I'm one of the few. I can't get any old cancer. And I can't get the more common ductal carcinoma that grows in the milk ducts as 86% of all breast cancer does.
Going for the more exclusive kind of thing that only
12% - the surgeon says 8% which makes it even more exclusive - have, I opted for infiltrating lobular carcinoma which gets it start in those cute little milk making lobules that I apparently have lots of if judging by my capacity to generate breast milk back in the day.
So that's where these weirded out cells that for some reason mutated as they grew started replicating themselves
And what I'm learning is that running out of room for their fun in a little lobule these bad boy cells then firmed up and worked their way into the tissue around the lobules, making the move from a nice little carcinoma in situ (in situ = stays put and doesn't make bad with the neighborhood) to invasive or infiltrating carcinoma.

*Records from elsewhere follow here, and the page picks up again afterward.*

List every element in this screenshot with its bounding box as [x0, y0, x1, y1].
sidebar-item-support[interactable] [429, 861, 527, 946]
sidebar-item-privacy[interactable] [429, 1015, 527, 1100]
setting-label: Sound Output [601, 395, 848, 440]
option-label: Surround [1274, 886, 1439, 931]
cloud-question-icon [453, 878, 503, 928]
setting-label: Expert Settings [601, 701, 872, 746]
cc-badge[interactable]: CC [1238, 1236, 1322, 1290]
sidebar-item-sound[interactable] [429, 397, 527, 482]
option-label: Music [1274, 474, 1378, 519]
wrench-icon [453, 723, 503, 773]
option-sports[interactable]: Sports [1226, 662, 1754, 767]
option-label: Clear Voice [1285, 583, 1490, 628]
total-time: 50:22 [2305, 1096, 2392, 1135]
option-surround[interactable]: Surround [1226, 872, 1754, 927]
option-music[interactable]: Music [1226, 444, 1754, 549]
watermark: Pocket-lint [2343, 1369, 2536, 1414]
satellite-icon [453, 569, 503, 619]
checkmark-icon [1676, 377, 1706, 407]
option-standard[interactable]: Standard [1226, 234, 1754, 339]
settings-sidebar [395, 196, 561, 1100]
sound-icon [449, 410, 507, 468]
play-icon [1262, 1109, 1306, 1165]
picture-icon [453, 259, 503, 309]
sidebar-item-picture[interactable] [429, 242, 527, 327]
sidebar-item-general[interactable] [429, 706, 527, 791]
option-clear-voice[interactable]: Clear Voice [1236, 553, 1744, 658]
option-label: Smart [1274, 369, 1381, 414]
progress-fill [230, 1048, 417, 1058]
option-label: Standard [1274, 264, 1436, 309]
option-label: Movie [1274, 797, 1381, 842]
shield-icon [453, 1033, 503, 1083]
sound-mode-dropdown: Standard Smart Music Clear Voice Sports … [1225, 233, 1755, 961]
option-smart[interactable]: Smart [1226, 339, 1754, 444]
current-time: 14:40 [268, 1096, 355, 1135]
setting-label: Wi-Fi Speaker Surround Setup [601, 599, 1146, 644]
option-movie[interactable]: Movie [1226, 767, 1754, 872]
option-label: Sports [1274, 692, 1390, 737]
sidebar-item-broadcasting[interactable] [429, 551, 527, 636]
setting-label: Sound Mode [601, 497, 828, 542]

The tricky thing with Invasive Lobular cancer is that it forms in long pushy chains of cells that reach out like tentacles and weave in and around other cells but this does not cause immediate lumps.
So instead of getting the typical cancer lump you get a thickened area. It gets even trickier though because this only happens after there are enough cancer cells to make a big difference.
Eventually - as in my case - what you feel is more thickening, a kind of general texture change in the part of your breast that has been invaded with the cancer cells.
Great. So I've been invaded. And worse, I don't know what to tell you about thickening other than don't think it's nothing like I did until it got so thick it was indeed like a kind of big firm area that was as close to a lump as I found.
And the reason I cant give you much guidance is that even my diagnostic Radiologist said that when he was looking for a problem it still wasn't evident on the mammogram. It took the ultrasound scan to have it show up.
And by that time it was not a small cluster of cells. We knew the minute it showed up on the screen what it was. It was a big dark mass and did not look happy.
I've got tiny but long strands of sturdy fishing line in my chest capturing the good cells and having a field day.
It's not an easy picture to see.
It's not an easy problem to solve.
It's not an easy path through this forest.
But if you show up you get to learn about it along with me.
I can use some company along the way.